Obviaré la argumentación en torno a la cuestión laboral –para los y las docentes– de un viaje no remunerado que implica estar alerta 24 horas al día. Obviaré el oscuro agujero jurídico-laboral en caso de accidente para docentes y equipo directivo. Obviaré las gravísimas repercusiones de un accidente para la institución, sea el instituto o la Consejería.

El coste del viaje lo hace discriminatorio. Las buenas prácticas deberían llevar al profesorado y al centro a organizar únicamente actividades gratuitas. Solo así favorecemos la igualdad. Desgraciadamente, este principio pedagógico no es habitual, pero los viajes de fin de curso (o el de la nieve) traspasan todas las líneas rojas éticas. La subvención de la AFA (antes AMPA), vender lotería o una beca solidaria son parches (en el fondo malos) a un problema que creamos en el centro: una actividad de pago y cara.  La realidad del coste se traduce en un viaje en que unos alumnos crean unas redes de amistades que durarán en el tiempo, redes que quizás se extienden a las familias. Mientras, quienes no pueden pagarlo, son interrogados sobre las causas de su ausencia, se sienten identificados y están en el centro haciendo actividades de relleno o quizás permanecen en casa (absentismo).

Para resumir, el viaje fin de curso, tal y como está planteado en la práctica totalidad de los centros educativos, no tiene sentido en el mundo de hoy, suele carecer de proyecto educativo, es discriminatorio, normaliza comportamientos, hábitos y dinámicas nocivas y crea un entorno laboral inseguro.

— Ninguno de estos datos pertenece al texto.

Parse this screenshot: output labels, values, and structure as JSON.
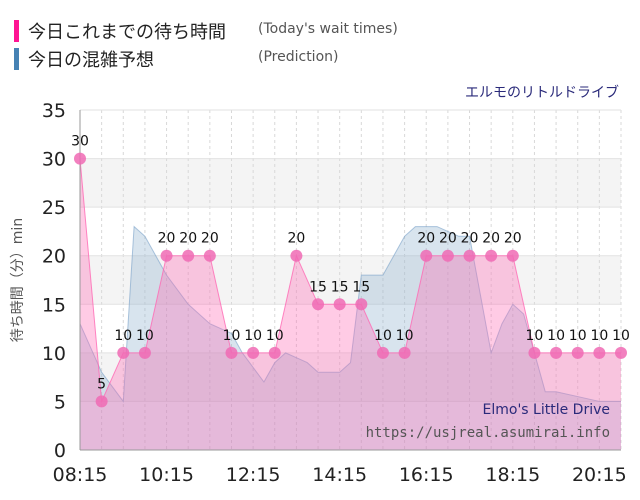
{
  "legend": {
    "today": {
      "label": "今日これまでの待ち時間",
      "label_en": "(Today's wait times)",
      "color": "#ff1493"
    },
    "prediction": {
      "label": "今日の混雑予想",
      "label_en": "(Prediction)",
      "color": "#4682b4"
    }
  },
  "attraction_title": "エルモのリトルドライブ",
  "watermark": {
    "name": "Elmo's Little Drive",
    "url": "https://usjreal.asumirai.info"
  },
  "chart_data": {
    "type": "area",
    "ylabel": "待ち時間（分）min",
    "ylim": [
      0,
      35
    ],
    "yticks": [
      0,
      5,
      10,
      15,
      20,
      25,
      30,
      35
    ],
    "xlim": [
      "08:15",
      "20:45"
    ],
    "xticks": [
      "08:15",
      "10:15",
      "12:15",
      "14:15",
      "16:15",
      "18:15",
      "20:15"
    ],
    "grid": true,
    "series": [
      {
        "key": "prediction",
        "color": "#8fb1cf",
        "x": [
          "08:15",
          "08:45",
          "09:15",
          "09:30",
          "09:45",
          "10:00",
          "10:15",
          "10:45",
          "11:15",
          "11:45",
          "12:00",
          "12:30",
          "12:45",
          "13:00",
          "13:15",
          "13:30",
          "13:45",
          "14:15",
          "14:30",
          "14:45",
          "15:00",
          "15:15",
          "15:45",
          "16:00",
          "16:15",
          "16:30",
          "17:00",
          "17:15",
          "17:30",
          "17:45",
          "18:00",
          "18:15",
          "18:30",
          "18:45",
          "19:00",
          "19:15",
          "19:45",
          "20:15",
          "20:45"
        ],
        "values": [
          13,
          8,
          5,
          23,
          22,
          20,
          18,
          15,
          13,
          12,
          10,
          7,
          9,
          10,
          9.5,
          9,
          8,
          8,
          9,
          18,
          18,
          18,
          22,
          23,
          23,
          23,
          22,
          22,
          16,
          10,
          13,
          15,
          14,
          10,
          6,
          6,
          5.5,
          5,
          5
        ]
      },
      {
        "key": "today",
        "color": "#ff69b4",
        "x": [
          "08:15",
          "08:45",
          "09:15",
          "09:45",
          "10:15",
          "10:45",
          "11:15",
          "11:45",
          "12:15",
          "12:45",
          "13:15",
          "13:45",
          "14:15",
          "14:45",
          "15:15",
          "15:45",
          "16:15",
          "16:45",
          "17:15",
          "17:45",
          "18:15",
          "18:45",
          "19:15",
          "19:45",
          "20:15",
          "20:45"
        ],
        "values": [
          30,
          5,
          10,
          10,
          20,
          20,
          20,
          10,
          10,
          10,
          20,
          15,
          15,
          15,
          10,
          10,
          20,
          20,
          20,
          20,
          20,
          10,
          10,
          10,
          10,
          10
        ]
      }
    ]
  }
}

¿Por qué entonces se mantiene el viaje en los proyectos educativos de centro? Se acumulan circunstancias absurdas: la idea de que el proyecto es un papel del equipo directivo y que no sirve; la famosa tradición; el miedo a qué dirán las familias; no quererse entrometer en el trabajo del compañero que lo organiza con ganas; el burdísimo (auto)chantaje emocional de “los pobres alumnos”…  Quizás la razón definitiva es la indiferencia. Nunca se discute. Nunca se cuestiona el programa de extraescolares. Y finalmente siempre se vota a favor de cualquier cosa que se presente en claustro.

Diciendo no y poniendo límites se construye. Los y las docentes tenemos que ser coherentes y profesionales, y responder con un no rotundo a ciertas propuestas de actividades extraescolares como el viaje de fin de curso. Podemos empezar trasladándolo al responsable de extraescolares y al equipo directivo. Y a las reuniones de departamento, a las CCP, a los claustros, incluso al Consejo Escolar regional. Neguémonos a que se incluya este tipo de viaje en el plan de extraescolares y en la PGA.